Today, technology offers new ways of not only acquiring but also sharing and storing research data, allowing for greater collaboration among researchers as well as a more rigorous scrutiny – both of which are in the best interests of research. The result is a global movement towards greater openness in science. As part of this, UCT, in March 2018, implemented its research data management (RDM) policy to support effective data sharing and to address the need for data to be findable, accessible, interoperable and reusable (FAIR) to specific quality standards.
“Open science – in particular, making the data on which the science is based freely available – is a response to the notion that university research is a public good and should be publicly available,” says Dr Dale Peters, UCT eResearch director. “In addition, funders are mandating data publication so they don’t repeat-fund research, and journals are mandating it so that results of publications can be verified.”

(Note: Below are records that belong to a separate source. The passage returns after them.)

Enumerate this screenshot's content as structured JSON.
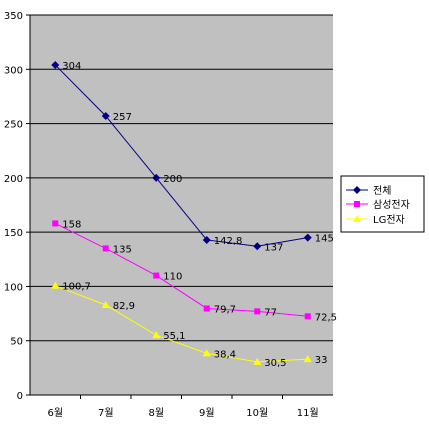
{
  "chart_data": {
    "type": "line",
    "categories": [
      "6월",
      "7월",
      "8월",
      "9월",
      "10월",
      "11월"
    ],
    "ylim": [
      0,
      350
    ],
    "yticks": [
      0,
      50,
      100,
      150,
      200,
      250,
      300,
      350
    ],
    "grid": true,
    "legend_position": "right",
    "plot_background": "#c0c0c0",
    "series": [
      {
        "name": "전체",
        "values": [
          304,
          257,
          200,
          142.8,
          137,
          145
        ],
        "labels": [
          "304",
          "257",
          "200",
          "142,8",
          "137",
          "145"
        ],
        "color": "#000080",
        "marker": "diamond"
      },
      {
        "name": "삼성전자",
        "values": [
          158,
          135,
          110,
          79.7,
          77,
          72.5
        ],
        "labels": [
          "158",
          "135",
          "110",
          "79,7",
          "77",
          "72,5"
        ],
        "color": "#ff00ff",
        "marker": "square"
      },
      {
        "name": "LG전자",
        "values": [
          100.7,
          82.9,
          55.1,
          38.4,
          30.5,
          33
        ],
        "labels": [
          "100,7",
          "82,9",
          "55,1",
          "38,4",
          "30,5",
          "33"
        ],
        "color": "#ffff00",
        "marker": "triangle"
      }
    ]
  }
}
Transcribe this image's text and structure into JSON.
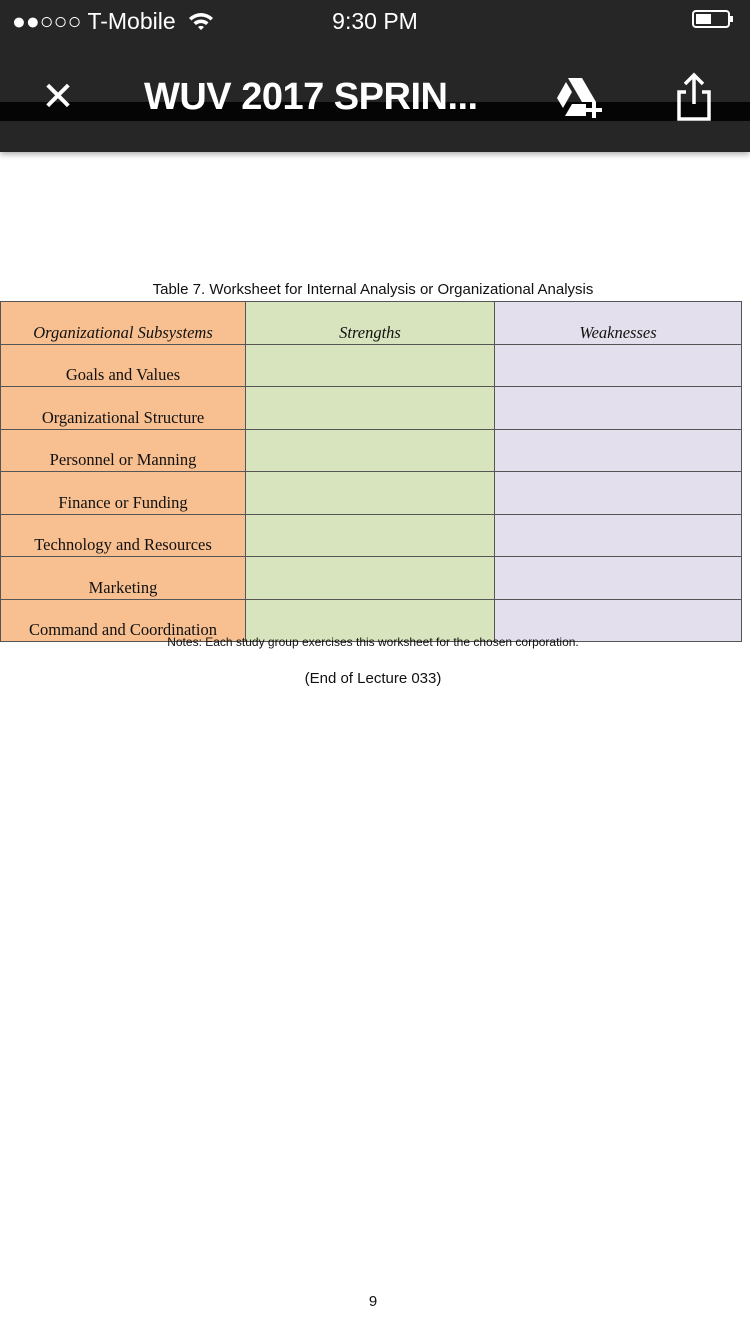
{
  "status_bar": {
    "signal": "●●○○○",
    "carrier": "T-Mobile",
    "time": "9:30 PM",
    "battery_level": 0.45
  },
  "nav": {
    "close_icon": "close-icon",
    "title": "WUV 2017 SPRIN...",
    "drive_icon": "add-to-drive-icon",
    "share_icon": "share-icon"
  },
  "document": {
    "caption": "Table 7. Worksheet for Internal Analysis or Organizational Analysis",
    "headers": [
      "Organizational Subsystems",
      "Strengths",
      "Weaknesses"
    ],
    "rows": [
      "Goals and Values",
      "Organizational Structure",
      "Personnel or Manning",
      "Finance or Funding",
      "Technology and Resources",
      "Marketing",
      "Command and Coordination"
    ],
    "notes": "Notes: Each study group exercises this worksheet for the chosen corporation.",
    "end_text": "(End of Lecture 033)",
    "page_number": "9",
    "colors": {
      "subsystems": "#f8c090",
      "strengths": "#d7e4bd",
      "weaknesses": "#e4dfec"
    }
  }
}
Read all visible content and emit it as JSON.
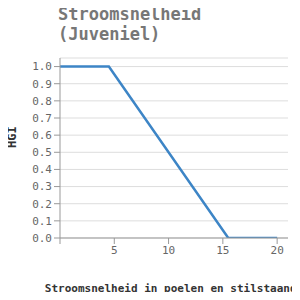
{
  "chart_data": {
    "type": "line",
    "title": "Stroomsnelheid (Juveniel)",
    "x_label": "Stroomsnelheid in poelen en stilstaandw",
    "y_label": "HGI",
    "x": [
      0,
      4.5,
      15.5,
      20
    ],
    "values": [
      1,
      1,
      0,
      0
    ],
    "color": "#3d85c6",
    "xlim": [
      0,
      21
    ],
    "xticks": [
      0,
      5,
      10,
      15,
      20
    ],
    "ylim": [
      0,
      1.05
    ],
    "yticks": [
      {
        "value": 0,
        "label": "0.0"
      },
      {
        "value": 0.1,
        "label": "0.1"
      },
      {
        "value": 0.2,
        "label": "0.2"
      },
      {
        "value": 0.3,
        "label": "0.3"
      },
      {
        "value": 0.4,
        "label": "0.4"
      },
      {
        "value": 0.5,
        "label": "0.5"
      },
      {
        "value": 0.6,
        "label": "0.6"
      },
      {
        "value": 0.7,
        "label": "0.7"
      },
      {
        "value": 0.8,
        "label": "0.8"
      },
      {
        "value": 0.9,
        "label": "0.9"
      },
      {
        "value": 1,
        "label": "1.0"
      }
    ],
    "grid": true
  }
}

The purpose of UCT’s RDM policy is to “transform the way research is conducted at UCT by accelerating discovery, increasing the value of research decision-making and catalysing changes throughout the economy and society that are of value to its citizens.”
Beyond the public good, there are other enticing reasons why researchers should want to publish their data openly. The first is for citations, says Niklas Zimmer, head of UCT Libraries’ Digital Library Services (DLS).
“Data is now another thing you can be cited for. Open-access publishing of the data means it will be found and reused by other researchers in your field, and you will be credited for this.”
The open publication of data does require changes in behaviour around research data. Researchers now need to think through issues of data management they may not have considered before, and spend time on data curation. However, these improved data management practices may impact positively on overall research outcomes, both now and in the future.
“Data curation is a very important part of data publication, but it does not necessarily have to result in publication – open or otherwise,” says Thomas King, data curation officer at DLS.
Curation is the process of organising data according to logical standards. High-quality curation allows for the long-term preservation and accessibility of data. It can include activities such as regular, secure backup and archiving, or using open formats that will survive software and technological changes and so remain accessible in the long term.
“The advantages of properly curated data are twofold. First, it means your data won’t be lost. Second, if it is organised and described in an understandable and logical way, it can be reused by colleagues and students,” King says.
According to King, once the data has been properly curated, the majority of the work for data publication is done. The researcher can then upload the data to a platform such as ZivaHub.
An additional advantage of the open publishing of data for reuse is the added value, says Lynn Woolfrey, operations manager at DataFirst, an open data repository at UCT. It has become common to refer to data as the new oil, but, says Woolfrey, this comparison is not accurate.
“To quote Adam Schlosser of the World Economic Forum,” she says, “data is not the new oil, because the attitude of scarcity does not apply to it. No one wants to share oil wealth, but data gains value the more it is shared.”
Woolfrey says she has seen the value of the “virtuous cycle of reuse” in sharing research data as a public good through DataFirst, as SA government data quality has improved over the years thanks to feedback from data users in academia.
UCT offers software and support to researchers throughout their research projects.
Increasingly, funders require the submission of a data management plan (DMP) in the early stages of a research project. DLS hosts DMPonline, a tool developed by the Digital Curation Centre (UK) to enable researchers, data managers and principal investigators to complete their DMPs with appropriate user guidance provided via the platform.
The Open Science Framework is a project management repository – created by the Centre for Open Science – which serves as a collaboration tool. It allows researchers to either work on their projects privately, with a limited number of collaborators, or to make their projects completely open. DLS has set up a UCT instance of the Open Science Framework that researchers can freely and securely make use of with their UCT credentials.
ZivaHub: the institutional data repository of UCT, runs on the cloud-based Figshare platform. Its mission is not to replace existing or discipline-specific data repositories, but rather to offer a service for any staff member or student who needs to openly publish data.
When you publish data on ZivaHub, a persistent identifier – a digital object identifier (DOI) – is created. This makes the data recognisable as belonging to UCT and can be used to identify the data, irrespective of where it sits. The platform also offers metrics, allowing researchers to know how often and where their data has been viewed, downloaded and cited.
An added bonus of publishing on ZivaHub is the institutional support from data curation officers. While this team cannot edit or make changes to the microdata – the data provided by the researcher – they can assist in the describing of the data (metadata) to ensure it is correctly categorised and labelled for maximum discoverability and likelihood of reuse.
DataFirst is an open research data repository based at UCT which also holds socioeconomic data from a number of African governments and research institutions. The data is easily accessible to researchers and policy analysts worldwide.
Other data repositories
There is also a range of discipline-specific data repositories and alternatives to ZivaHub, for example Zenodo. DLS have set up a UCT community on Zenodo to which UCT-related data publications can be associated.
Researchers are encouraged to use any data repository that best suits their needs.
Researchers can publish their research in UCT’s open access repository: OpenUCT. They can (hyper-)link their papers to the data sets published on ZivaHub, and vice versa.